The tribunal also confirmed its view on the following key terms, often in dispute in Code agreements:

  • Equipment: Operators are not required to specify (by list or otherwise) the ECA to be installed under the proposed Code agreement. To do so could invite disputes over the delineation between installation and upgrade rights and, given the present position under recent case law, such a requirement is likely to hamper operators' ability to provide electronic communication services to its customers and the public in the future.
  • Sharing and upgrading: Contrary to the position commonly argued by site providers in the marketplace, the Code does not require any right to upgrade or to share ECA contained in a Code agreement to be limited by the conditions set out in paragraph 17 of the Code. Instead, if an operator requires upgrade and/or sharing rights, which are not subject to the conditions in paragraph 17, it should set out its reasons for this and, unless there is good reason to impose the conditions under paragraph 17, the conditions can be excluded.
  • Indemnity: The purpose of an indemnity in a Code agreement is to regulate and manage third-party claims against a site provider arising from the unlawful acts and omissions of an operator. It is not a catch-all protective provision for the benefit of a site provider, covering every conceivable loss or damage whatever the cause. It protects both parties, including giving operators control of third-party claims against site providers.
  • ICNIRP: The law does not require operators to provide public ICNIRP (International Commission on Non-Ionizing Radiation Protection) exclusion zone plans to site providers and a contractual requirement to provide the same "is also a step too far".
  • Compensation: As already decided in the Islington case, the tribunal will, whenever possible, determine compensation payable to the site provider under a Code agreement at the outset (that is, as part of the decision imposing the agreement).

Osborne Clarke comment

This decision is welcomed by operators, as it brings a wealth of clarity on many terms often in dispute in negotiations between them and site providers under the Code. Accordingly, it is hoped that this decision will be the key to unlocking many negotiations and it will propel the market closer to the objective of the Code: to facilitate the cost effective rollout of digital communications infrastructure.

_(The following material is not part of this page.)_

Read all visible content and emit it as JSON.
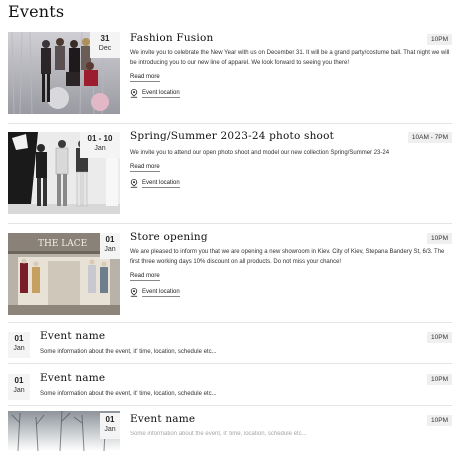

Equally, given the unique circumstances of this case, in particular the nature of the redevelopment and the specific contractual mechanisms underpinning it, this decision will not open the door for site providers to demand the use of long term paragraph 26 Code agreements to circumvent the security of tenure provided to operators under part five of the Code. Operators will be comforted by the tribunal’s word of warning concerning this and operators will be keen to see the tribunal carefully supervise and scrutinise the grant of any longer-term Code agreements sought under paragraph 26.